You can see the newly generated content below. Next, we’ll circle back to the three AI predictors. 

GPT Radar & Originality.AI: Sticking to Their Guns

GPT Radar’s percentage drops slightly (down to 83% from 86%), and Originality.AI’s score hasn’t budged. 

Draft & Goal: Losing a Step

Draft & Goal’s decrease to 67% accuracy reveals that this algorithm may struggle with revised or adjusted content (like ours). The tool also doesn’t show its work, so it’s difficult to determine how or why the prediction changed.

Finale: Breaking AI-Generated Content Detection Tools

Given what we know about the tools in this experiment, particularly GPT Radar, we can surmise that their measurement of perplexity is a driving factor in its final analysis. Let’s use this knowledge to potentially generate content via ChatGPT in the same vein that it is undetectable. The next command is simple: Rephrase this again using an even higher perplexity. 

Rephrasing the content with a higher perplexity seems like the opposite direction you would want to go when talking about car insurance options. Typically, this type of subject is easier for the layperson when explained in the simplest terms. By rephrasing it, we’re inching toward an uncanny valley, where we’re reading about the same topic with the same talking points, yet it feels far from human. Our AI detection tools mostly disagree.

Draft & Goal & Originality.AI: Completely Off the Mark

While we slightly confused Draft & Goal in the previous command, we’ve now pushed it to the other end of the spectrum. It now believes a human wrote the more perplexing copy.

In our control, Originality.AI appeared to have the most confidence with near-perfect precision, but it’s now the furthest from correct. With only 1% of wiggle room for error, the tool believes a human wrote our ChatGPT word salad.

GPT Radar: Still Correct, But Barely

As noted, GPT Radar provided inspiration for breaking the AI detection tools used in this experiment, and it remains correct in assuming this is AI-generated content. However, its analysis is conflicting. Coming in at 52% accuracy, we tipped the scales closer toward this tool believing the copy was human-written.

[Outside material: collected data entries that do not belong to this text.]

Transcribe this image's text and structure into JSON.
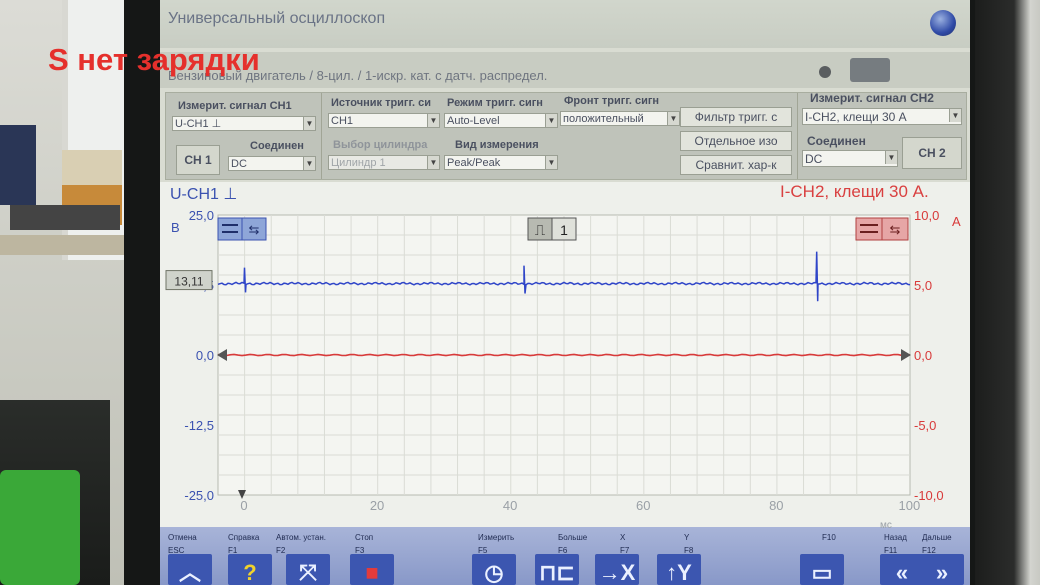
{
  "overlay_caption": "S нет зарядки",
  "app": {
    "title": "Универсальный осциллоскоп",
    "subtitle": "Бензиновый двигатель / 8-цил. / 1-искр. кат. с датч. распредел."
  },
  "panel": {
    "ch1_signal_label": "Измерит. сигнал CH1",
    "ch1_signal_value": "U-CH1 ⊥",
    "ch1_button": "CH 1",
    "ch1_coupling_label": "Соединен",
    "ch1_coupling_value": "DC",
    "trigger_source_label": "Источник тригг. си",
    "trigger_source_value": "CH1",
    "trigger_mode_label": "Режим тригг. сигн",
    "trigger_mode_value": "Auto-Level",
    "trigger_edge_label": "Фронт тригг. сигн",
    "trigger_edge_value": "положительный",
    "cylinder_label": "Выбор цилиндра",
    "cylinder_value": "Цилиндр 1",
    "measure_type_label": "Вид измерения",
    "measure_type_value": "Peak/Peak",
    "filter_button": "Фильтр тригг. с",
    "separate_button": "Отдельное изо",
    "compare_button": "Сравнит. хар-к",
    "ch2_signal_label": "Измерит. сигнал CH2",
    "ch2_signal_value": "I-CH2, клещи 30 A",
    "ch2_coupling_label": "Соединен",
    "ch2_coupling_value": "DC",
    "ch2_button": "CH 2"
  },
  "chart_data": {
    "type": "line",
    "ch1_label": "U-CH1 ⊥",
    "ch2_label": "I-CH2, клещи 30 A.",
    "left_unit": "В",
    "right_unit": "A",
    "x_unit": "мс",
    "left_ticks": [
      "25,0",
      "12,5",
      "0,0",
      "-12,5",
      "-25,0"
    ],
    "right_ticks": [
      "10,0",
      "5,0",
      "0,0",
      "-5,0",
      "-10,0"
    ],
    "x_ticks": [
      "0",
      "20",
      "40",
      "60",
      "80",
      "100"
    ],
    "xlim": [
      0,
      104
    ],
    "ylim_left": [
      -25,
      25
    ],
    "ylim_right": [
      -10,
      10
    ],
    "ch1_level_readout": "13,11",
    "ch1_level": 13.11,
    "ch1_spike_x": [
      0,
      42,
      86
    ],
    "ch2_level": 0.0,
    "trigger_channel": "1",
    "series": [
      {
        "name": "U-CH1",
        "color": "#2f45c8"
      },
      {
        "name": "I-CH2",
        "color": "#d83a3a"
      }
    ]
  },
  "funcbar": {
    "labels": [
      {
        "text": "Отмена",
        "key": "ESC"
      },
      {
        "text": "Справка",
        "key": "F1"
      },
      {
        "text": "Автом. устан.",
        "key": "F2"
      },
      {
        "text": "Стоп",
        "key": "F3"
      },
      {
        "text": "Измерить",
        "key": "F5"
      },
      {
        "text": "Больше",
        "key": "F6"
      },
      {
        "text": "X",
        "key": "F7"
      },
      {
        "text": "Y",
        "key": "F8"
      },
      {
        "text": "F10",
        "key": ""
      },
      {
        "text": "Назад",
        "key": "F11"
      },
      {
        "text": "Дальше",
        "key": "F12"
      }
    ]
  }
}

It’s interesting that at least one tool, GPT Radar, predicted that an AI wrote this convoluted content. However, that same tool actually hinders itself by providing too much information in its analysis. It highlights specific words that it believes were written by a human, which allows for simple adjustments to completely thwart its score.

Conclusion

We didn’t completely fool all of the detection tools in this experiment, but we came close (a mere 2% margin of error). As we use these detection tools more to help them adapt, this margin of error will surely reduce. However, the more society uses ChatGPT, the more these detection tools have to adapt. It’s impossible to say whether or not they will keep pace, but we do know that other tools are already obsolete after the improvements of OpenAI’s ChatGPT. 

In case we haven’t been clear with our intentions behind this anecdotal experiment: we don’t recommend using these methods to create content for any page or site you hope to help gain prominence in Google’s SERPs. Attempts to gain search visibility by publishing large amounts of “scalable content” have proven dangerous in the past, and it’s a fair guess to assume Google will find a method of cracking down on low-effort, high-output AI-generated content (most likely on a site-wide level) in order to combat this “bad actor” behavior in the near future. Yet we do find ourselves at an interesting crossroads where the AI generation appears to be outpacing AI detection, at least for today — and what happens tomorrow is truly anyone’s very exciting guess.